Simple problem. We role a die 100 times and we add the results. What is the probability of getting sum between 330 and 380 ?
I got this: $P(330 \le X \le 380) = P\left( \frac{330 - n * EX}{\sigma = \sqrt{100 * \frac{1}{6} * \frac{5}{6}} } \le Y \le \frac{380 - n * EX}{\sigma = \sqrt{100 * \frac{1}{6} * \frac{5}{6}} } \right) = P\left( \frac{-20}{3,72} \le Y \le \frac{30}{3,72} \right)$
But obviusly something is wrong. What and why ? $\sigma^2$? or what?
Let $Y_i$ be the number obtained on the $i$-th roll.
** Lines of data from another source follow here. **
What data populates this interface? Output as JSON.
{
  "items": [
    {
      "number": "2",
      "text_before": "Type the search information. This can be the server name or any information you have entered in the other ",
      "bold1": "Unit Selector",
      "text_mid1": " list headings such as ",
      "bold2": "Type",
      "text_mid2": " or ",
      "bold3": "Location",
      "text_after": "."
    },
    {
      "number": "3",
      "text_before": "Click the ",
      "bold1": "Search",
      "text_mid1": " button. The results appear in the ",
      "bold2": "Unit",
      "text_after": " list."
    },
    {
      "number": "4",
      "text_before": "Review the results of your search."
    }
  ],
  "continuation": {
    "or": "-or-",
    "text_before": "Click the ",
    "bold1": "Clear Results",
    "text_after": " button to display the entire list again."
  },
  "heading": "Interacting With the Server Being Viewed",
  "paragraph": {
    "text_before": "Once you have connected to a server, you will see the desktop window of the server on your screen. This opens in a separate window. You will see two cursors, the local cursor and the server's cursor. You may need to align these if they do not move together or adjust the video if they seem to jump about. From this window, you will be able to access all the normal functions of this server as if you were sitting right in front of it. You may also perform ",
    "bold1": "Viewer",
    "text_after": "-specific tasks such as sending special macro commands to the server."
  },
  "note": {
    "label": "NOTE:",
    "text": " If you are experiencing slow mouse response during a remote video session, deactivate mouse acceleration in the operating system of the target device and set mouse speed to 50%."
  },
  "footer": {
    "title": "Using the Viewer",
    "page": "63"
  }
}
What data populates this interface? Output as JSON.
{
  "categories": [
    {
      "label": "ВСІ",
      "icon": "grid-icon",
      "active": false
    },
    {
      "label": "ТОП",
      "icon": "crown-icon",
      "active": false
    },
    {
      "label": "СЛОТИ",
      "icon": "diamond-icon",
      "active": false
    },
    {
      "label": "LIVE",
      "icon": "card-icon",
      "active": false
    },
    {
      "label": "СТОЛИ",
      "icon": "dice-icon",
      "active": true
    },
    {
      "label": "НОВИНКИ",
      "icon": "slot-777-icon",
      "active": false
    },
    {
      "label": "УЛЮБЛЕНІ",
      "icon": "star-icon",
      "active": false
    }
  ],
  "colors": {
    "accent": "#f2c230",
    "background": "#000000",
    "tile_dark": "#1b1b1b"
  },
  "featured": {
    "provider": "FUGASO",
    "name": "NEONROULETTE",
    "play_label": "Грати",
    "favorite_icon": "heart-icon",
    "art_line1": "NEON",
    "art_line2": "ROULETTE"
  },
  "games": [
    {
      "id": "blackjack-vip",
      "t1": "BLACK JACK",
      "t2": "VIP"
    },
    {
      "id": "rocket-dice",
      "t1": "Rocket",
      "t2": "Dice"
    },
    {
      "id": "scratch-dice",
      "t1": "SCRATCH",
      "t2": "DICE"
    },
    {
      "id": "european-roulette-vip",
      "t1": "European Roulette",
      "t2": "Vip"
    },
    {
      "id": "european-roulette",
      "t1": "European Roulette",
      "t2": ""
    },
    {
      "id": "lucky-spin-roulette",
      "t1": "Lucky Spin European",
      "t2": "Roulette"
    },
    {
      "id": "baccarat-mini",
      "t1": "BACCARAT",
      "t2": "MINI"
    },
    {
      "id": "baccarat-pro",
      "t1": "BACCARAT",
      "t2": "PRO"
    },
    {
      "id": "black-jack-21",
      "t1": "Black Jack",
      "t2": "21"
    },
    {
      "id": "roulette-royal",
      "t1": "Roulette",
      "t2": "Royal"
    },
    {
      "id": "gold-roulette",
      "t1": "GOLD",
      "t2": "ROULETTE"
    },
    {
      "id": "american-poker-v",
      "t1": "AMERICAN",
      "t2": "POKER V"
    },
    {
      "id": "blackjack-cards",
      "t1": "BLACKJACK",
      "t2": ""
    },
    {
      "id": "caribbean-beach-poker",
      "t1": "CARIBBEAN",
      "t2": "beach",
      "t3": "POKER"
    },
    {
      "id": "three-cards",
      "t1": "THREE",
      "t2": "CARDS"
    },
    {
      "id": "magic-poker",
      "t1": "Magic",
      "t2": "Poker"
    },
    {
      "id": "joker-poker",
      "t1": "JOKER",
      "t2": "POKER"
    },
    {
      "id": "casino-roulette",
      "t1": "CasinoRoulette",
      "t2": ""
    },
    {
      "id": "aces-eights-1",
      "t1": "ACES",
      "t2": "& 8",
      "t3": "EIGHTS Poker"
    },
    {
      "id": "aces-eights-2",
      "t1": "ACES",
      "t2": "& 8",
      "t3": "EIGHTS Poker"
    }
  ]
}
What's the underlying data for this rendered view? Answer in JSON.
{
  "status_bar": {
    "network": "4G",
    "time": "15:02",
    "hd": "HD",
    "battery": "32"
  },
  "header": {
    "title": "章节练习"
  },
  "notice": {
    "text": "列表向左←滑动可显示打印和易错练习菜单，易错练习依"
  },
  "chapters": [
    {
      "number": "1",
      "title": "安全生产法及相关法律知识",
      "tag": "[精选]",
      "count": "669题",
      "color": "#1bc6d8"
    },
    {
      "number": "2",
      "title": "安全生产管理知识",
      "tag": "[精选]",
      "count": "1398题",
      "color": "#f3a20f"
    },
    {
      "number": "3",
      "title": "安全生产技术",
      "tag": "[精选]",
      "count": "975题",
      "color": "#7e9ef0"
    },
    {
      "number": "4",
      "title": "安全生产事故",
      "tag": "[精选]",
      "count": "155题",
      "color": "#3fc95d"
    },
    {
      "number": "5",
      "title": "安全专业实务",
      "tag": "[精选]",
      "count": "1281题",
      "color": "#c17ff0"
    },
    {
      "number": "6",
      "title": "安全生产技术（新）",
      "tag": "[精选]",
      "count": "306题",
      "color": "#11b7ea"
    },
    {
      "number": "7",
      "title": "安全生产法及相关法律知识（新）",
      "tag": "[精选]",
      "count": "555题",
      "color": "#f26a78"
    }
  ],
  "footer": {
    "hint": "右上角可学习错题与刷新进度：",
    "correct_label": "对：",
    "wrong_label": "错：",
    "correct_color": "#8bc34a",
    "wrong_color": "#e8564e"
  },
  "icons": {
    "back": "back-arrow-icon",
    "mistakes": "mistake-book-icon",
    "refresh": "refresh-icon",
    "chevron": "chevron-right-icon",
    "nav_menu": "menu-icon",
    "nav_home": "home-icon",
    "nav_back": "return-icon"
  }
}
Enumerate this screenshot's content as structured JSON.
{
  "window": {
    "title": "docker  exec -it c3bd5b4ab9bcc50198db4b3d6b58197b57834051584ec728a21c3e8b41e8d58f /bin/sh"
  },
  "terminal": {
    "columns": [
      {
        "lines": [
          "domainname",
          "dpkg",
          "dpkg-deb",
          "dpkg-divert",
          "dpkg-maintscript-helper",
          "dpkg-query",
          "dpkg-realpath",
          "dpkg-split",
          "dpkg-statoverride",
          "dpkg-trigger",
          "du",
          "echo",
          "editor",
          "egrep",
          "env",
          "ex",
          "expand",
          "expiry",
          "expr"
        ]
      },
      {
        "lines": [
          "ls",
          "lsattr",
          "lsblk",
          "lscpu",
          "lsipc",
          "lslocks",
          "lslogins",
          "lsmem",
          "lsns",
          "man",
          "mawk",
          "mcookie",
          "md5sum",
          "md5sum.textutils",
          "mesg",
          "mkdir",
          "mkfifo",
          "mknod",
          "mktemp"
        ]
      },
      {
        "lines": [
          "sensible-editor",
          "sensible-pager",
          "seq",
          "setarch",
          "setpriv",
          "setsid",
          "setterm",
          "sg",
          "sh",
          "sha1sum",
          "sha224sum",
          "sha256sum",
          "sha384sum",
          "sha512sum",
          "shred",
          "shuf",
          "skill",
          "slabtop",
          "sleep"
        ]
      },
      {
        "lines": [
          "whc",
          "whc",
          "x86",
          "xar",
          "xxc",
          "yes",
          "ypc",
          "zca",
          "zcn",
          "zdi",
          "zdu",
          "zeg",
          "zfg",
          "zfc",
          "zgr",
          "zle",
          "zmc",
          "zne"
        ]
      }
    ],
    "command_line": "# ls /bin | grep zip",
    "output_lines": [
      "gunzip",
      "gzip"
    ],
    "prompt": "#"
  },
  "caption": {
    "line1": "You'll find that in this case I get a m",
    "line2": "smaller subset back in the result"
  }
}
Then $E(Y_i)=\frac{1+2+\cdots+6}{6}=3.5$.
To find the variance of $Y_i$, use the fact that it is equal to $E(Y_i^2)-(E(Y_i))^2$. And $E((Y_i)^2)=\frac{1^2+2^2+\cdots+6^2}{6}$.
So now we know the mean and the variance of $Y_i$. Our random variable $X$ is the sum of the $X_i$. So it has mean $100$ times $E(X_i)$, and by independence it has variance $100$ times the variance of $X_i$.
Now we can use the normal approximation, since $X$ is the sum of $100$ independent identically distributed "nice" $Y_i$.
We want $\Pr(330\le X\le 380)$. Maybe we should use the continuity correction (if that has been covered in your course). If $W$ is normal mean and variance the same as that of $X$, we have $$\Pr(330\le X\le 380)\approx \Pr(329.5\le W\le 380.5).$$